Louise Erdrich brise le silence

dans le silence du ventcoup de coeurLes romans de Louise Erdrich sont de ceux qui vous frappent à l’estomac et vous laisse un bleu à l’âme longtemps après. Ils sont une main qui tantôt caresse, tantôt frappe, ils sont forts et doux, tortueux et directs, nourris par la colère du peuple Amérindien, de ses blessures, d’une Histoire douloureuse, mais aussi d’une culture riche, vivante, foisonnante. Héritière d’une tradition orale ancestrale, la littérature de Louise Erdrich réveille pour nos yeux l’âme d’une Amérique qui existait bien avant l’arrivée des premiers colons. Son dernier roman, Dans le silence du vent, qui a reçu l’an dernier le prestigieux National Book Award, est certainement l’un des plus forts d’une auteure déjà comparée à William Faulkner, Toni Morrison et Gabriel Garcia Marquez.

Louise Erdrich est aujourd’hui l’une des plus grande voix de la Renaissance Amérindienne, mouvement littéraire apparu dès 1969 aux Etats-Unis (je ne vous en dis pas plus, je prépare un article sur ce mouvement et sur le génocide amérindien pour le blog culturel Sodome & Gomorrhe), mouvement qui compte également dans ses rangs des écrivains comme James Welch et Sherman Alexie, également publiés dans l’excellente collection « Terres d’Amérique » chez Albin-Michel. Louise Erdrich est l’auteure de romans aujourd’hui incontournables dans la littérature américaine, tels que Love Medicine, La chorale des maîtres bouchers, Le jeu des ombres, mais également de nouvelles fortes, réunies dans le recueil La décapotable rouge, paru en 2012, et dont un deuxième tome est attendu chez Albin-Michel sous peu. Dans ses romans, elle explore la question de l’identité amérindienne, de cette culture que l’on croit morte et que l’occident et une bonne partie de l’Amérique blanche voudraient bien voir disparaître.

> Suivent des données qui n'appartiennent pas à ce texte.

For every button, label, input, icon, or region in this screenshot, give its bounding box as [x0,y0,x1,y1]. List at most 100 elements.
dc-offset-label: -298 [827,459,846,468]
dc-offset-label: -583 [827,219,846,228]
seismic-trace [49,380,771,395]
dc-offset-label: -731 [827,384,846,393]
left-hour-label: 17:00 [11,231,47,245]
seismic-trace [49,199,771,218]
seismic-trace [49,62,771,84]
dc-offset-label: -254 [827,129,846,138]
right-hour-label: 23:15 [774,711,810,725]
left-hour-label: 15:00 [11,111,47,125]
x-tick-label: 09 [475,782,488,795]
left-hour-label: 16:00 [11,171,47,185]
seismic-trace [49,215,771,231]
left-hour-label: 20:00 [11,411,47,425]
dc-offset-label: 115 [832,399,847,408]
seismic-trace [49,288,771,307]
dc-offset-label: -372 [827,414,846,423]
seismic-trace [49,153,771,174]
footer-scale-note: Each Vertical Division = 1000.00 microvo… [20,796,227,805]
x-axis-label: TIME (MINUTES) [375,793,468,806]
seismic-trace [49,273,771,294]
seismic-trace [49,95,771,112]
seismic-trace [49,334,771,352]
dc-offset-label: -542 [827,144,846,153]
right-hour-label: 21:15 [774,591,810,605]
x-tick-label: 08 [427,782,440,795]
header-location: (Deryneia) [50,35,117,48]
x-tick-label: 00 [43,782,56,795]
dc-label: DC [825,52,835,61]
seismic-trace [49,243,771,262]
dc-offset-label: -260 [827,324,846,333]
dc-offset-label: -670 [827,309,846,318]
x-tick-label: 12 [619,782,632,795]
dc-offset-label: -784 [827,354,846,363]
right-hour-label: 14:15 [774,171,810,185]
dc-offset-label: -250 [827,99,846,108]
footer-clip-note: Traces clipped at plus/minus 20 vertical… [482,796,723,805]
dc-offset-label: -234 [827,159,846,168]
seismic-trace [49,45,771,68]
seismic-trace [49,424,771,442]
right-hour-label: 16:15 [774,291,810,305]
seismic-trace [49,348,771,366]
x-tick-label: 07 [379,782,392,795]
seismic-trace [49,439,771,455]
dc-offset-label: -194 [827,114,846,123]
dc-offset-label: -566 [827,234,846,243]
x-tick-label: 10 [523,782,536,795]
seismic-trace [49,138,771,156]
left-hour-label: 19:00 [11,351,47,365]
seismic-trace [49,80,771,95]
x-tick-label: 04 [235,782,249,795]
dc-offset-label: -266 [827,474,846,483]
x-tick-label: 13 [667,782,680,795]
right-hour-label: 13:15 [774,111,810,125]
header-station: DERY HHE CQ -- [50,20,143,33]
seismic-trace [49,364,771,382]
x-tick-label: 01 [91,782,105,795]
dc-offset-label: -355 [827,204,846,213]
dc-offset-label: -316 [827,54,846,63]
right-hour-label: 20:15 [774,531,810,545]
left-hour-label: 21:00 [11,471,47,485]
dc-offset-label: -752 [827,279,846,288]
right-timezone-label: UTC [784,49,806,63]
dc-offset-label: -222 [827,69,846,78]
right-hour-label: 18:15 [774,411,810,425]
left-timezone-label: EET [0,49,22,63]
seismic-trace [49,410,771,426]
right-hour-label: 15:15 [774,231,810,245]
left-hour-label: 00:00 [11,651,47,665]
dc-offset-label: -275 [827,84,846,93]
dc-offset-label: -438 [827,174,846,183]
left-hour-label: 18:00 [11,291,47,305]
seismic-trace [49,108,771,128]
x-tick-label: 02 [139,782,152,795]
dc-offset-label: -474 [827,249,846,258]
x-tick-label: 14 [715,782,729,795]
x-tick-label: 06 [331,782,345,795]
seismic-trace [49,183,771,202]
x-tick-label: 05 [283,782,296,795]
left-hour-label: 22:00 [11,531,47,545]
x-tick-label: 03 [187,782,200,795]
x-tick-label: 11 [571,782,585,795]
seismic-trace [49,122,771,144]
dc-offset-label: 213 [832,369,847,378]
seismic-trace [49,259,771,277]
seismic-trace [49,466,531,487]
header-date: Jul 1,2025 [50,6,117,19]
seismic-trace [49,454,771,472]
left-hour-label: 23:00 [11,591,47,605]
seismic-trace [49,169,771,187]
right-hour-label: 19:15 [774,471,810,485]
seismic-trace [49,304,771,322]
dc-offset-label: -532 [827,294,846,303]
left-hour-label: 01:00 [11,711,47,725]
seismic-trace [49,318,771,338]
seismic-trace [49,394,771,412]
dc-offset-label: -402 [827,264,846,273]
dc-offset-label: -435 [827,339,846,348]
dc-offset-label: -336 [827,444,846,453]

Dans le silence du vent n’échappe pas à la règle. Joe, treize ans, vit avec ses parents dans une réserve indienne du Dakota du Nord. Un jour, un jour normal, sa mère se fait violer. Il enquêtera alors lui-même pour trouver le coupable. Ce bouleversement questionne la notion de justice. Partant de (nombreux) faits divers réels, Louise Erdrich s’appuie sur un rapport terrifiant d’Amnesty International intitulé « Le Labyrinthe de l’injustice » et qui fait état de statistiques graves : une femme amérindienne sur trois sera violée au cours de sa vie (chiffre certainement supérieur, toutes les femmes ne signalent pas leur agression), 86 pour cent de ces viols sont commis par des hommes non amérindiens, et la grande majorité d’entre eux ne sont jamais inquiétés. Ainsi, le viol de la mère de Joe par un blanc dans la maison ronde (The Round House est le titre original du roman), lieu de cérémonie pour les indiens de la réserve, est le symbole même du génocide amérindien, de la tentative constante de faire disparaître une culture ancestrale, la faire passer pour morte, afin d’achever un ethnocide débuté au XVIe siècle.

Ce roman est imprégné de cette culture amérindienne, et d’abord par le style. Dans la continuité des traditions orales des indiens d’Amériques, Louise Erdrich impose un style où paroles, pensées et narration sont entremêlées, sans tiret pour les dialogues ni guillemets. Ensuite, l’imagerie développée à travers les métaphores (nombreuses), les comparaisons, offrent une vision panthéiste de la nature et du monde, évoquant les esprits de la nature, ceux des ancêtres ; les animaux ont également une grande importance dans le livre, et une grande force symbolique : le terrain sur lequel est installée la réserve est infesté de tiques, évoquant la déportation amérindienne du XIXe siècle, quand les indiens, principalement installés à l’est, furent sommés de s’assimiler, ou de partir s’installer dans des réserves situées à l’ouest du pays, dans des terres impropres à l’agriculture voire carrément désertiques. Enfin, ce livre donne la part belle aux légendes et aux contes, qui accompagnent le personnage dans sa quête de justice – ou de vengeance – rappelant ci et là des bribes d’une Histoire douloureuse, et les plaies de tout un peuple, meurtri, certes, mais toujours combatif.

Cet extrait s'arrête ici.